Di antara delegasi Jerman, terdengar juga bahwa para pemimpin bisnis Jerman akan memberikan perlawanan sengit terhadap upaya Jerman untuk melepaskan diri dari Tiongkok.
“Selama Tiongkok tidak melakukan tindakan seperti menyerang Taiwan, pemerintah tidak dapat menghentikan bisnis Jerman untuk berinvestasi di Tiongkok. Pemerintah mungkin saja memutuskan untuk menolak memberikan jaminan investasi bagi perusahaan Jerman.
“Hal serupa terjadi pada produsen mobil Volkswagen AG ketika asuransi kredit untuk berinvestasi di Xinjiang, Tiongkok ditolak karena tuduhan pelanggaran hak asasi manusia di provinsi Tiongkok.”

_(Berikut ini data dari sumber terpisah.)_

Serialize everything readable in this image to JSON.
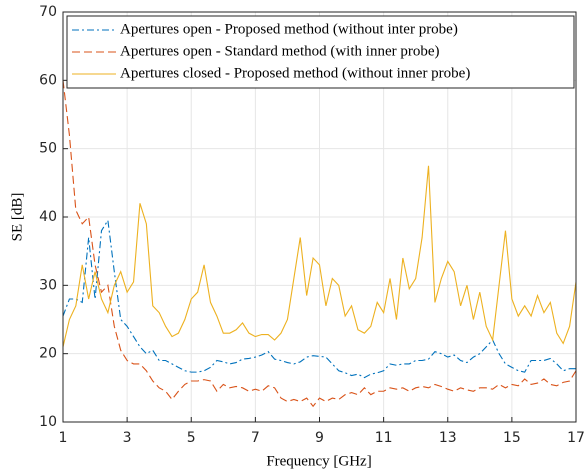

Sementara itu, Wakil Rektor dan Menteri Federal untuk Urusan Ekonomi dan Aksi Iklim Robert Habeck mencatat bahwa mengabaikan Tiongkok hanya akan menjadi bumerang karena akan kehilangan peluang yang ditawarkan oleh negara dengan ekonomi terbesar kedua di dunia.
“Di masa lalu, Jerman menginvestasikan banyak uang untuk membangun industri baterai di Jerman. Kami pikir dengan melakukan ini, kami akan bisa mandiri dalam sektor ini dari Tiongkok. Faktanya tidak, karena bahan baku yang kami gunakan untuk pengembangan itu berasal dari Tiongkok,” katanya.
Lebih lanjut ia menjelaskan, pertukaran barang antara Jerman dan kawasan ini mencapai 550 miliar euro. Dimana lebih dari separuh barang yang dipertukarkan adalah dengan Tiongkok.
“Pertukaran barang Tiongkok dengan Uni Eropa menurun, atau setidaknya tidak meningkat. Artinya, ketika Tiongkok berorientasi pada seluruh dunia, Eropa berorientasi pada Tiongkok. Oleh karena itu, kita harus terus mencari cara untuk berdagang dan berbisnis dengan Tiongkok,” ujarnya.